Add ability to cache HTTP redirects in Elasticsearch output


(Ray Harris) #1

Hi everyone! I'm a software engineer at IBM in the logging service. We run several large multi-tenant Elasticsearch clusters to support both internal and external customers. An issue we're running into is that we need the ability, for various reasons, to migrate tenants from one cluster to another (often in different data centers).

Our multi-tenant solution uses a custom written ES proxy that authenticates clients and applies capping, throttling, and blocking based on the state of the tenant's account. As part of our solution to tenant migration, we're implementing what we're calling "redirect caching" in both libbeat and the logstash-output-elasticsearch plug-in. This would allow our ES proxy servers to automatically move a tenant's connections from one data center to another automatically without the need for the tenant to reconfigure their log shippers.

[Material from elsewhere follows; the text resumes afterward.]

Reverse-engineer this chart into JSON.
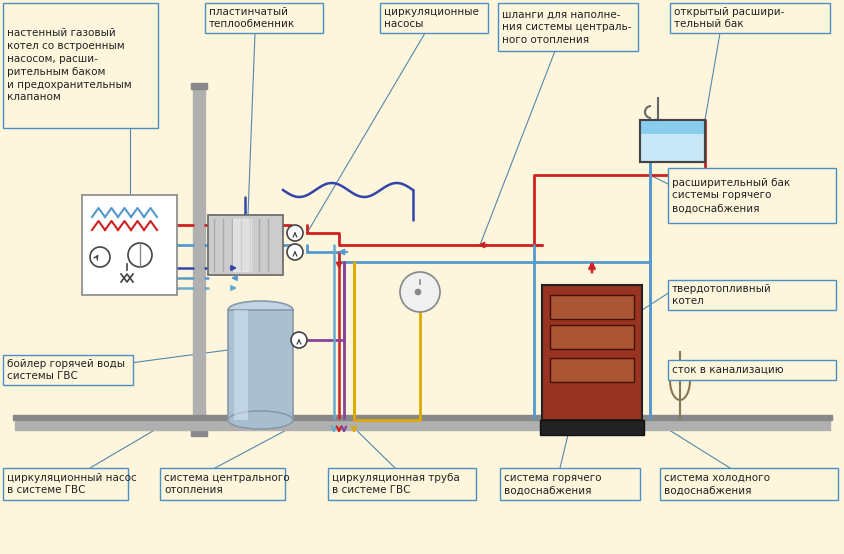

We would like feedback as to whether this would be something the community would be interested in having included in the Elasticsearch output for Beats and Logstash. It would benefit us to have it included so that our customers could use "off-the-shelf" shippers instead of us having to maintain a fork of Beats and Logstash.

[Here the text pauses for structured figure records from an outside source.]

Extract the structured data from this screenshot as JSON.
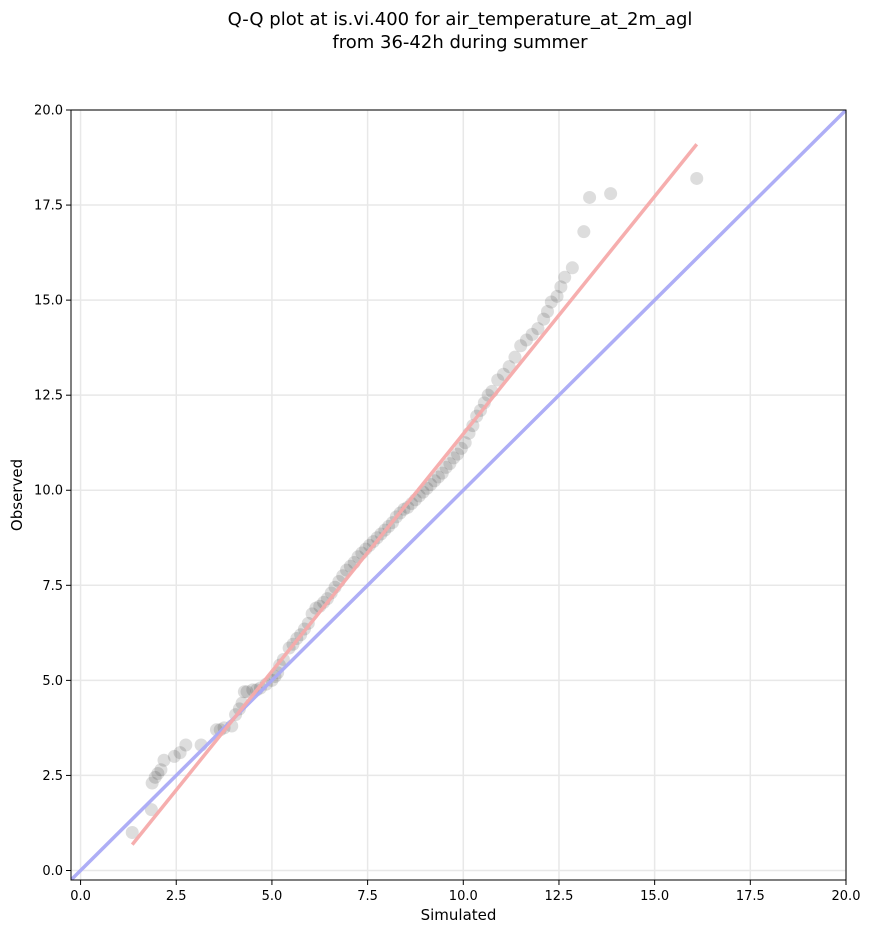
{
  "chart_data": {
    "type": "scatter",
    "title_lines": [
      "Q-Q plot at is.vi.400 for air_temperature_at_2m_agl",
      "from 36-42h during summer"
    ],
    "xlabel": "Simulated",
    "ylabel": "Observed",
    "xlim": [
      -0.25,
      20.0
    ],
    "ylim": [
      -0.25,
      20.0
    ],
    "xticks": [
      0.0,
      2.5,
      5.0,
      7.5,
      10.0,
      12.5,
      15.0,
      17.5,
      20.0
    ],
    "yticks": [
      0.0,
      2.5,
      5.0,
      7.5,
      10.0,
      12.5,
      15.0,
      17.5,
      20.0
    ],
    "xtick_labels": [
      "0.0",
      "2.5",
      "5.0",
      "7.5",
      "10.0",
      "12.5",
      "15.0",
      "17.5",
      "20.0"
    ],
    "ytick_labels": [
      "0.0",
      "2.5",
      "5.0",
      "7.5",
      "10.0",
      "12.5",
      "15.0",
      "17.5",
      "20.0"
    ],
    "grid": true,
    "colors": {
      "points": "#333333",
      "identity_line": "#aaaaf5",
      "fit_line": "#f5aaaa",
      "grid": "#e8e8e8"
    },
    "reference_lines": [
      {
        "kind": "identity",
        "x": [
          -0.25,
          20.0
        ],
        "y": [
          -0.25,
          20.0
        ]
      },
      {
        "kind": "fit",
        "x": [
          1.35,
          16.1
        ],
        "y": [
          0.68,
          19.1
        ]
      }
    ],
    "series": [
      {
        "x": [
          1.35,
          1.85,
          1.87,
          1.95,
          2.02,
          2.1,
          2.18,
          2.45,
          2.6,
          2.75,
          3.15,
          3.55,
          3.65,
          3.75,
          3.95,
          4.05,
          4.15,
          4.22,
          4.28,
          4.35,
          4.5,
          4.6,
          4.7,
          4.85,
          5.0,
          5.08,
          5.15,
          5.2,
          5.3,
          5.45,
          5.55,
          5.65,
          5.75,
          5.85,
          5.95,
          6.05,
          6.15,
          6.25,
          6.35,
          6.45,
          6.55,
          6.65,
          6.75,
          6.85,
          6.95,
          7.05,
          7.15,
          7.25,
          7.35,
          7.45,
          7.55,
          7.65,
          7.75,
          7.85,
          7.95,
          8.05,
          8.15,
          8.25,
          8.35,
          8.45,
          8.55,
          8.65,
          8.75,
          8.85,
          8.95,
          9.05,
          9.15,
          9.25,
          9.35,
          9.45,
          9.55,
          9.65,
          9.75,
          9.85,
          9.95,
          10.05,
          10.15,
          10.25,
          10.35,
          10.45,
          10.55,
          10.65,
          10.75,
          10.9,
          11.05,
          11.2,
          11.35,
          11.5,
          11.65,
          11.8,
          11.95,
          12.1,
          12.2,
          12.3,
          12.45,
          12.55,
          12.65,
          12.85,
          13.15,
          13.3,
          13.85,
          16.1
        ],
        "y": [
          1.0,
          1.6,
          2.3,
          2.45,
          2.55,
          2.65,
          2.9,
          3.0,
          3.1,
          3.3,
          3.3,
          3.7,
          3.7,
          3.75,
          3.8,
          4.1,
          4.25,
          4.4,
          4.7,
          4.7,
          4.75,
          4.75,
          4.8,
          4.9,
          5.0,
          5.1,
          5.2,
          5.4,
          5.55,
          5.85,
          5.95,
          6.1,
          6.2,
          6.35,
          6.5,
          6.75,
          6.9,
          6.95,
          7.05,
          7.15,
          7.3,
          7.45,
          7.6,
          7.75,
          7.9,
          8.0,
          8.1,
          8.25,
          8.35,
          8.45,
          8.55,
          8.65,
          8.75,
          8.85,
          8.95,
          9.05,
          9.15,
          9.3,
          9.4,
          9.5,
          9.55,
          9.65,
          9.75,
          9.85,
          9.95,
          10.05,
          10.15,
          10.25,
          10.35,
          10.45,
          10.6,
          10.7,
          10.85,
          10.95,
          11.1,
          11.25,
          11.5,
          11.7,
          11.95,
          12.1,
          12.3,
          12.5,
          12.6,
          12.9,
          13.05,
          13.25,
          13.5,
          13.8,
          13.95,
          14.1,
          14.25,
          14.5,
          14.7,
          14.95,
          15.1,
          15.35,
          15.6,
          15.85,
          16.8,
          17.7,
          17.8,
          18.2
        ]
      }
    ]
  }
}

Below is a description of how redirect caching would work. And here are the links to the code for both Beats and the logstash-output-elasticsearch plugin:

Let me know what you think about the idea. Thanks!

Ray Harris, Software Engineer
IBM Cloud

HTTP Redirect Caching

As part of our investigation into implementing tenant migration, we looked into adding to the log shippers the ability to cache HTTP redirects so that follow-on HTTP requests during that session would use the original redirect.

As an example, consider this. A tenant is using the logging service in data center 1 (dc1). Without redirect caching, the process of shipping a log is as follows:

  • The log ingestion endpoint is logs.dc1.example.com
  • The shipper looks up the IP of the endpoint in DNS
  • The shipper connects to the IP using HTTPS and basic authentication
  • The server checks the tenant's account and returns a 200 if allowed to send logs
  • The shipper starts sending logs

If we want to migrate the tenant to a different data center (eg, dc2), without redirect caching this is the process:

  • Behind the scenes, we migrate the tenant's existing logs to the new data center
  • For a short time we stream their logs from dc1 to dc2
  • We allow the tenant to ship logs to either dc1 or dc2 to submit logs
  • The tenant has to change the endpoints of their shippers to logs.dc2.example.com
  • We block the client from connecting to dc1 and they can only connect to dc2

This process is not scalable and error prone. With redirect caching, the process of shipping a log changes slightly, but will enable the migration process to be automatic. Here's how the redirect caching would work:

  • The log ingestion endpoint is logging.example.com
  • The shipper looks up the IP of the endpoint in DNS
  • The shipper connects to the IP using HTTPS and basic authentication
  • The proxy looks up the tenant and determines what their current datacenter is
  • The response to the initial connection is an HTTP 302 redirect to the correct data center
  • The shipper caches the redirect
  • The shipper connects to the redirect using HTTPS and basic authentication
  • The The server checks the tenant's account and returns a 200 if allowed to send logs
  • The shipper starts sending logs

Now, with redirect caching, if we want to migrate a tenant to dc2, this is the process:

  • Behind the scenes, we migrate the tenant's existing logs to the new data center
  • We stream their logs from dc1 to dc2 until the logs are in sync
  • We change the tenant's account to indicate they are now in dc2
  • The servers in dc1 are informed of the change in data center for the tenant
  • The servers in dc1 close all active connections from the tenant's shippers
  • The shippers reconnect, but this time instead of a 200, they get a redirect to dc2 as described above
  • The shippers now connect and send logs to dc2

The process with redirect caching is scalable and can be automated. The migration can be initiated by the tenant or by the logging service either manually or automatically. The tenant doesn't have to reconfigure their shippers (which often involves redeploying servers or containers).